Ce qui frappa le plus Eddie, c’est combien cette partie du monde était civilisée. À côté, Lud, avec ses Gris et ses Ados, faisait penser aux Iles Cannibales dans une histoire de marins pour enfants. Ces gens avaient des routes, des lois, et un système de gouvernement qui rappelait à Eddie les assemblées générales municipales de Nouvelle-Angleterre. Elles se tenaient dans une Salle du Conseil, avec une plume qui semblait tenir lieu de symbole d’autorité. Pour convoquer un conseil, il fallait faire tourner la plume. Si assez de gens la touchaient quand elle passait chez eux, un conseil pouvait se tenir. Dans le cas contraire, le conseil n’avait pas lieu. On envoyait deux personnes porter la plume, et on croyait leur décompte sur parole. Eddie doutait que le système puisse marcher à New York, mais dans un endroit comme celui-ci, c’était semble-t-il une bonne façon de faire.
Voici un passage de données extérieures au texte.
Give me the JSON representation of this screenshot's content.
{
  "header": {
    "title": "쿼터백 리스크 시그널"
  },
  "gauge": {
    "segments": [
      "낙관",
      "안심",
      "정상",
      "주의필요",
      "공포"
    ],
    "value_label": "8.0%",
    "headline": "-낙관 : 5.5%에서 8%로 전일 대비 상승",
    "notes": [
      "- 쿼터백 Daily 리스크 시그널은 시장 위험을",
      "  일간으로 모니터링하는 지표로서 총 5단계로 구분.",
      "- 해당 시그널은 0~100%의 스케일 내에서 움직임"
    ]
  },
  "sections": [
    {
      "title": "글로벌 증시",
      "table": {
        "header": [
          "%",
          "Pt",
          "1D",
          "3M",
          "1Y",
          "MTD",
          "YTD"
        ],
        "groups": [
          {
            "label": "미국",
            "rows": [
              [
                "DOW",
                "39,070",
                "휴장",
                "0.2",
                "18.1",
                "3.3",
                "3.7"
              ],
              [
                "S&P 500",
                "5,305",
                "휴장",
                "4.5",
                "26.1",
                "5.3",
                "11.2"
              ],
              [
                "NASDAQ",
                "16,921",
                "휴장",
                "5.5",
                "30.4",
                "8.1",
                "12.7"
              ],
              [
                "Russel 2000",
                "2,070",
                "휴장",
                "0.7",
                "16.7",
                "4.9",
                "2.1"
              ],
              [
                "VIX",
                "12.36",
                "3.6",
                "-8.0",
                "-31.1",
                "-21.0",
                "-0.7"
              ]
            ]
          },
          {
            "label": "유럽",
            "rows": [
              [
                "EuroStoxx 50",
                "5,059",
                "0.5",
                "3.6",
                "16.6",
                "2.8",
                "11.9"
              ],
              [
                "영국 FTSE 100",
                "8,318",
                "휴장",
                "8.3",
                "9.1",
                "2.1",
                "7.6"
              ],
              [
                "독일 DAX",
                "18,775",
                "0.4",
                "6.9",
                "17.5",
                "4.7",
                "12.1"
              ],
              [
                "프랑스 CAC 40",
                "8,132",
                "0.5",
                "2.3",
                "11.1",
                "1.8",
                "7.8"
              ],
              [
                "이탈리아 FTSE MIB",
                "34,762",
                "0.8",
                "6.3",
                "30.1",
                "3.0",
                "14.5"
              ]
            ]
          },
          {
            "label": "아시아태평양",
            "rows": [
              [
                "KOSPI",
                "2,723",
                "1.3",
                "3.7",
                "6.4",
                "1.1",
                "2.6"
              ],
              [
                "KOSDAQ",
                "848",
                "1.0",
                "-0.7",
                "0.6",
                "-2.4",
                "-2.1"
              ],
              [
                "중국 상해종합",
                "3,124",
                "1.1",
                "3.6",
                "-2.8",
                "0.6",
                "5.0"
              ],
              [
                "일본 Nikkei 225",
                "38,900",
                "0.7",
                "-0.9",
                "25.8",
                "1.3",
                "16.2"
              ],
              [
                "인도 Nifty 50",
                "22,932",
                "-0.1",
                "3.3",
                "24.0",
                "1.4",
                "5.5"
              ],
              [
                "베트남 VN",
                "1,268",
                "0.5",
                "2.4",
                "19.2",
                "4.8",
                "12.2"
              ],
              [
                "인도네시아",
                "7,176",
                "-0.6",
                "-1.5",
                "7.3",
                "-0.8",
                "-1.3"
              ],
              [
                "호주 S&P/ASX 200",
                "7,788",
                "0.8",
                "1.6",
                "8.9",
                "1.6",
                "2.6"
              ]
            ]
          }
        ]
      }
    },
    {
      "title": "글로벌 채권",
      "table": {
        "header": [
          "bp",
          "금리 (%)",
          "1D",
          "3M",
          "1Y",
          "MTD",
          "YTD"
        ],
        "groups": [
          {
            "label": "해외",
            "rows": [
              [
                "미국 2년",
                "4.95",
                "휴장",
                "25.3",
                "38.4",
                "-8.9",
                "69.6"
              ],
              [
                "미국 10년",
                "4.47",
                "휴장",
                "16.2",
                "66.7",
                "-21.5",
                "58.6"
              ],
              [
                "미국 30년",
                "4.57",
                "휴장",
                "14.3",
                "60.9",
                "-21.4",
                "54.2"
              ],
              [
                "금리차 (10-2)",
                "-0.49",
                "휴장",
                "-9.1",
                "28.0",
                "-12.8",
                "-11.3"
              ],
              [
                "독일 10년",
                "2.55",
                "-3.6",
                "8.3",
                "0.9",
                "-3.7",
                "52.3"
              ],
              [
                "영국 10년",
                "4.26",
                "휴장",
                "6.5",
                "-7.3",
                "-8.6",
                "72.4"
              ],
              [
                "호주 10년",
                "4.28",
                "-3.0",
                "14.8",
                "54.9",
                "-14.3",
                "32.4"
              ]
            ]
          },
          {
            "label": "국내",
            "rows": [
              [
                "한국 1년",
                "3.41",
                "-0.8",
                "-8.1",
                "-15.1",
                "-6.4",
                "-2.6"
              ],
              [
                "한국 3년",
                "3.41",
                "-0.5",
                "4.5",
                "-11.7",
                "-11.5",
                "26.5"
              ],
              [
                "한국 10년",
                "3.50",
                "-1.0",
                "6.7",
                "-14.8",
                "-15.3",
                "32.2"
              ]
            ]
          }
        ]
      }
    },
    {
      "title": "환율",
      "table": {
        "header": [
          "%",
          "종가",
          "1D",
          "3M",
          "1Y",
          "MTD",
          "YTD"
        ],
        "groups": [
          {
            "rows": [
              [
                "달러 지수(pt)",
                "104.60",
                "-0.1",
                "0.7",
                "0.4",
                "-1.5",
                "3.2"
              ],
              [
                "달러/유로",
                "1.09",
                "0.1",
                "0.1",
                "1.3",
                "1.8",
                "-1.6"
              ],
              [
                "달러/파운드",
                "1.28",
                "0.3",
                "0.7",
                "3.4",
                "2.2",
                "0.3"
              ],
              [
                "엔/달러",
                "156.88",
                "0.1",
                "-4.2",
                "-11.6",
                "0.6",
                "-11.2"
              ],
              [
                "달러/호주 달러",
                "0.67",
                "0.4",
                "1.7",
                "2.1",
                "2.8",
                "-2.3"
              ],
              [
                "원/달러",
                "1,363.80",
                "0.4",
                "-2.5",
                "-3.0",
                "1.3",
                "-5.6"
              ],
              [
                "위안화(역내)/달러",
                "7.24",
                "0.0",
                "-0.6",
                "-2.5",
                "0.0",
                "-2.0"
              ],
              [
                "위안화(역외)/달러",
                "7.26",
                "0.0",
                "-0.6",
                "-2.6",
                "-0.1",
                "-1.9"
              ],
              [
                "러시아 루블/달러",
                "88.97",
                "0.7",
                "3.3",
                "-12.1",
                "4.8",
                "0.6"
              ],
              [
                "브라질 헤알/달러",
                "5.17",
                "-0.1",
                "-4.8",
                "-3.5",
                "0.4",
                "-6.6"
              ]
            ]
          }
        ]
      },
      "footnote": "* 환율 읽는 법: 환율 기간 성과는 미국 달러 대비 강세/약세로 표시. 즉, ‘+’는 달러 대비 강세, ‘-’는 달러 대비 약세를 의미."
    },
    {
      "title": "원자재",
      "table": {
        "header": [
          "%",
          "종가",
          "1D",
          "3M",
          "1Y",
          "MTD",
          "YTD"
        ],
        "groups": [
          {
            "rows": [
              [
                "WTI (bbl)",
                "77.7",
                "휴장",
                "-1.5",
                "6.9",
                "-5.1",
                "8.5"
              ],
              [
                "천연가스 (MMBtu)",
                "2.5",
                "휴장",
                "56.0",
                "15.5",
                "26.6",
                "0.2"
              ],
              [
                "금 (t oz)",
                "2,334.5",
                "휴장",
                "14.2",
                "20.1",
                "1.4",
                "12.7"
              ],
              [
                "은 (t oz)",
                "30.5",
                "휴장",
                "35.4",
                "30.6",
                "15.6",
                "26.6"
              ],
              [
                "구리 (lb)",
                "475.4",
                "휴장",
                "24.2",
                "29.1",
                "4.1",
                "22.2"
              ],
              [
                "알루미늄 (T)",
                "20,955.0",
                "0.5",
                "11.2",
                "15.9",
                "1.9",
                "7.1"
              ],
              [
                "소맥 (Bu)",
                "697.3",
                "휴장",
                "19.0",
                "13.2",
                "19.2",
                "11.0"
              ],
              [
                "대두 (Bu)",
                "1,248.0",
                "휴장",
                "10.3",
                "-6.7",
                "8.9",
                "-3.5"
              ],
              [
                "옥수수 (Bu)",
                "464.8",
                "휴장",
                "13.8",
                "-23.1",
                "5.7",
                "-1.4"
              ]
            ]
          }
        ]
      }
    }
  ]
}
Il y avait au moins soixante-dix autres Callas, disséminées en arc de cercle au nord et au sud de Calla Bryn Sturgis. Calla Bryn Lockwood au sud, et Calla Amity au nord, comptaient aussi des fermes et des ranchs, et subissaient aussi les assauts périodiques des Loups. Plus au sud, on trouvait Calla Bryn Bouse et Calla Staffel, avec leurs vastes étendues herbeuses, dont Jaffords leur apprit qu’ils étaient aussi victimes des attaques des Loups… du moins le croyait-il. Plus au nord, Calla Sen Pinder et Calla Sen Chre étaient constituées de fermes et d’élevage de moutons.